The Veps live in the southern part of the Republic of Karelia and in the Leningrad and Volodga Oblasts. They mostly live in small villages in remote parts of all these regions. The Veps are recognised as indigenous people in the statue number 255 by the Russian government (24.3.2000). According to the 2002 census, there were 8240 Veps in Russia. Only 37.5% of Veps people considered Veps as their native language. The Veps are spread over quite a large area and the groups living in different administrative areas did not have very much contact with each other.
In 1989, Veps Cultural Society was established and it has published books for schools in Veps language. These books have been used mostly in the Republic of Karelia where Veps lessons are available in four schools. Petrozavodsk radio has broadcasting in Veps and a newspaper is published once a month. The status of own language is increasing, there are young writers writing in Vepsian language. Raisa Lardot is a Vepsian writer who has published several books which are available in Finnish, Russian and Swedish.
The number of Veps was decreasing, but it has started to increase again. Following a common trend, the young generation of Veps has been moving to towns from villages.
The Karelians live in the Republic of Karelia, the Oblasts of Tver, Leningrad and Murmansk, and some small groups also live in other parts of the Russian Federation. In the Republic of Karelia, they made up 10% of whole the population in 1989. The Karelians are more urbanised than other indigenous people in the Russian Barents region. More than 60% of Karelians lived in towns in the Republic in 1989. The young generation has been forced to move to towns in search of employment not available in rural areas. The loss of language is also a reality for the Karelians, since only 51.5% of them considered Karelian to be their native language in 1989. In towns, the native language is easier lost than in rural places. The number of Karelians and the number of Karelian speakers both decreased during the Soviet era, mainly because the language was not taught in schools. The Finnish language has the status of an official language after Russian, although the Finns are late newcomers in the Republic of Karelia.
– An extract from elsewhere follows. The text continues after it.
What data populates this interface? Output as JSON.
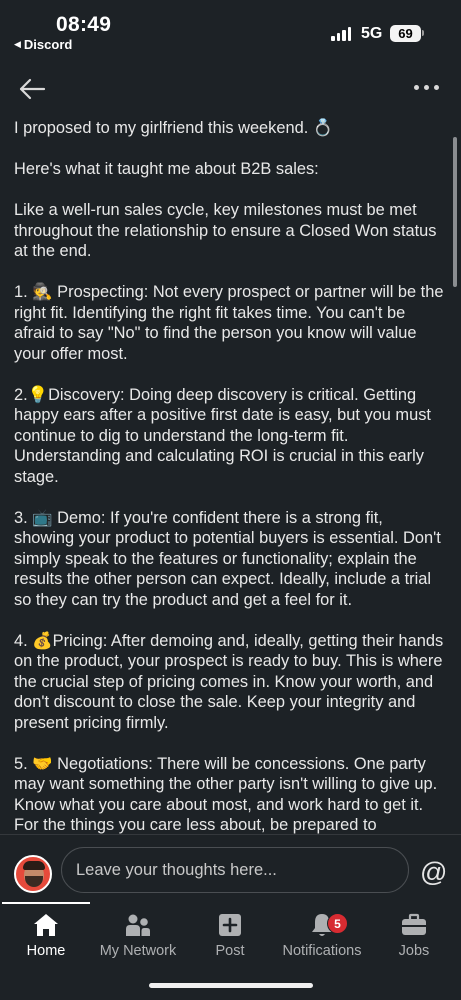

There are several main dialects (North Karelian, South Karelian, Olonets and Ludic) in the Karelian language, which has made it difficult to create a common Karelian literary language. Also the local politicians have not considered the creation of a written language very important. However, the process of creating a new literary language in Latin script is currently undergoing, and there are schools now where children can attend lessons in the Karelian language. The University of Petrozavodsk has established a Chair of Karelian and Veps language. In addition, a Karelian weekly newspaper, "Oma mua", is pub fished, and there are radio and television broadcasts in Karelian. But there is a lack of material in Karelian language. An additional problem is posed by the fact that people speaking the Ludic dialect have difficulties in understanding the written Karelian language, which is based on other dialects. The Karelians have established their own organisation for the revival of their own language and culture called "The Union of Karelian People".